No había pasado aún media hora, cuando oímos un enorme ruido: era la ola de vuelta del terremoto hacia su epicentro. Fue impresionante y nos causó un pánico tremendo porque que, a medida que avanzaba, se agrietaban las calles, y las casas que todavía estaban en pie empezaron a caer. Ví a lo lejos el banco de sangre que cambió prácticamente de acera, ratatinándose. El Hotel Raiser, que tenía catorce pisos, fue reducido a dos. Mucha gente que estaba ayudando a otros en esos momentos quedó atrapada, y encontraron la muerte. Fue una noche de angustia, pero la verdad es que, ayudados y reconfortados por la fe en Dios y la oración, las horas pasaron rápido. Dimos gracias al Señor de habernos sacado con vida de ese trance.

Al día siguiente pasaron camiones distribuyendo botellas de leche para la población. Bebimos algo, aunque no teníamos apetito alguno, y nos costaba asimilar la catástrofe.Estábamos en la duda de lo que se podía o debía hacer. Viendo que mi madre no podía moverse, me decidí a llevarla al Hospital Militar, que estaba a un kilómetro. Tomé el coche y la llevé. Uno de mis tíos era el director de ese hospital.

Cuando llegamos el espectáculo era dantesco. El hospital estaba medio destruido. Los enfermos estaban tendidos afuera, en la hierba, en el suelo… Muchos heridos que habían llegado toda la noche estaban allí, esperando su turno. Otros llegaban entonces… Los médicos, las enfermeras, muchos voluntarios, actuaban con una serenidad imponente. En otros hospitales pasó lo mismo o peor. Los médicos operaron toda la noche a la luz de los focos de coches; a veces con agua, con poca agua, a veces sin agua, y muchas veces sin anestesia. Fue bastante atroz para algunos familiares que llevaron a padres, madres, hijos, muy golpeados o gravemente heridos.

Este dolor tremendo fue paliado gracias a dos cosas estupendas. La primera, la fe cristiana de los nicaragüenses. Todos sufrían, lloraban, pero aceptaban la prueba, y la mayor parte rezaba mucho. Fue una lección de fortaleza cristiana que me conmovió mucho. Un hermano mío me decía: “¡Qué suerte que este pueblo sea cristiano!”.

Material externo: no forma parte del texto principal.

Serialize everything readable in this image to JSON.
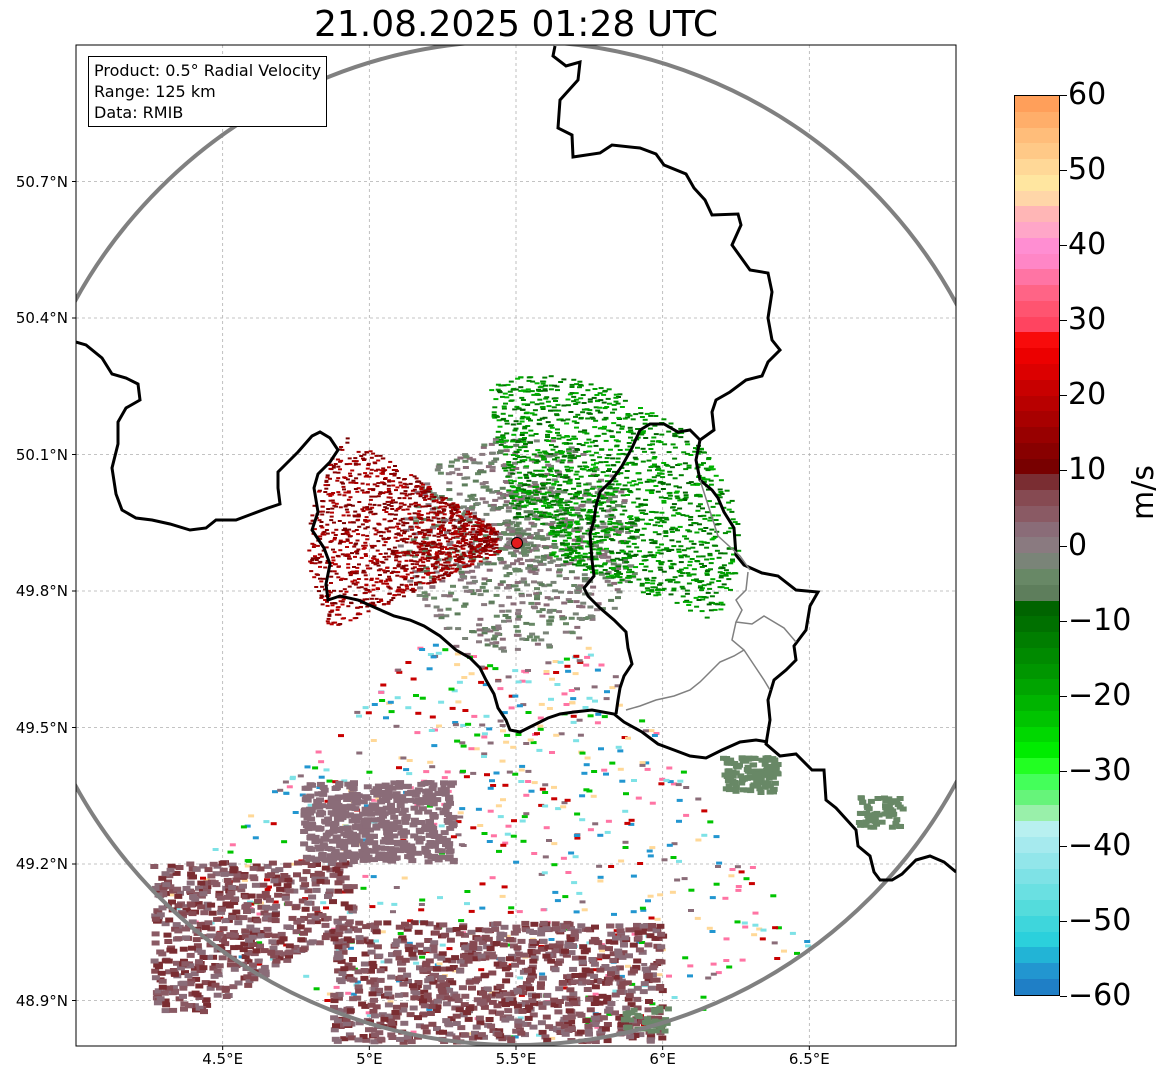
{
  "title": "21.08.2025 01:28 UTC",
  "info_box": {
    "product": "Product: 0.5° Radial Velocity",
    "range": "Range: 125 km",
    "data": "Data: RMIB"
  },
  "map": {
    "lat_labels": [
      {
        "text": "50.7°N",
        "lat": 50.7
      },
      {
        "text": "50.4°N",
        "lat": 50.4
      },
      {
        "text": "50.1°N",
        "lat": 50.1
      },
      {
        "text": "49.8°N",
        "lat": 49.8
      },
      {
        "text": "49.5°N",
        "lat": 49.5
      },
      {
        "text": "49.2°N",
        "lat": 49.2
      },
      {
        "text": "48.9°N",
        "lat": 48.9
      }
    ],
    "lon_labels": [
      {
        "text": "4.5°E",
        "lon": 4.5
      },
      {
        "text": "5°E",
        "lon": 5.0
      },
      {
        "text": "5.5°E",
        "lon": 5.5
      },
      {
        "text": "6°E",
        "lon": 6.0
      },
      {
        "text": "6.5°E",
        "lon": 6.5
      }
    ],
    "extent": {
      "lon_min": 4.0,
      "lon_max": 7.0,
      "lat_min": 48.8,
      "lat_max": 51.0
    },
    "radar_site": {
      "lon": 5.506,
      "lat": 49.914
    },
    "range_ring_color": "#808080",
    "border_color": "#000000",
    "grid": true
  },
  "colorbar": {
    "unit": "m/s",
    "min": -60,
    "max": 60,
    "ticks": [
      "60",
      "50",
      "40",
      "30",
      "20",
      "10",
      "0",
      "−10",
      "−20",
      "−30",
      "−40",
      "−50",
      "−60"
    ],
    "colors_top_to_bottom": [
      "#ff9f5a",
      "#ffae6a",
      "#ffbd7a",
      "#ffc987",
      "#ffd897",
      "#ffe6a0",
      "#ffd6a8",
      "#ffb6b6",
      "#ffa6c8",
      "#ff8ed2",
      "#ff86c6",
      "#ff74a4",
      "#ff6486",
      "#ff5470",
      "#ff4460",
      "#f80b0b",
      "#ec0000",
      "#dc0000",
      "#c80000",
      "#b80000",
      "#a80000",
      "#980000",
      "#880000",
      "#780000",
      "#7a2d32",
      "#864a52",
      "#8a5a64",
      "#8a6c78",
      "#8a7a80",
      "#7a8478",
      "#688866",
      "#5e7e5c",
      "#006400",
      "#007000",
      "#007e00",
      "#008a00",
      "#009600",
      "#00a400",
      "#00b400",
      "#00c400",
      "#00d800",
      "#00ec00",
      "#22ff22",
      "#44ff5a",
      "#66f47a",
      "#99f0aa",
      "#b8f0f0",
      "#a6eaee",
      "#92e6ea",
      "#7ee2e6",
      "#6ae0e2",
      "#54dcdc",
      "#3ed6dc",
      "#2bd0dc",
      "#22b4d6",
      "#2296d0",
      "#1f7fc6"
    ]
  }
}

La segunda fue es gesto de la solidaridad casi mundial, para ayudar a los nicaragüenses en este trance amargo. Tal vez el hecho de que fuera víspera de Navidad hizo que todos tuvieran el corazón en la mano. España fue el país que con más generosidad y tenacidad nos ayudó, aparte de los países latinoamericanos.

La noche misma llegaban de España y de otros países aviones con hospitales de campaña y sobre todo, lo más urgente, mucha sangre para las operaciones de transfusión. Todos los países ayudaron. Desde Costa Rica, Honduras, Salvador, Guatemala,… Muchos médicos o voluntarios; en coches, en ambulancias. Viajaron toda la noche, y luego se trasladaron a las zonas más afectadas del terremoto para dar una mano, para ayudar.

Hubo barrios donde la construcción era débil y la mortalidad fue grande. En otros barrios, como el nuestro, con casas más nuevas y más sólidas, sólo hubo heridos o, tal vez, algún muerto, pero yo no lo supe.

Llegó ayuda de América latina, de los Estados Unidos, de Francia, de Alemania, de Italia, de Cuba… Hasta de China vino un barco lleno de arroz.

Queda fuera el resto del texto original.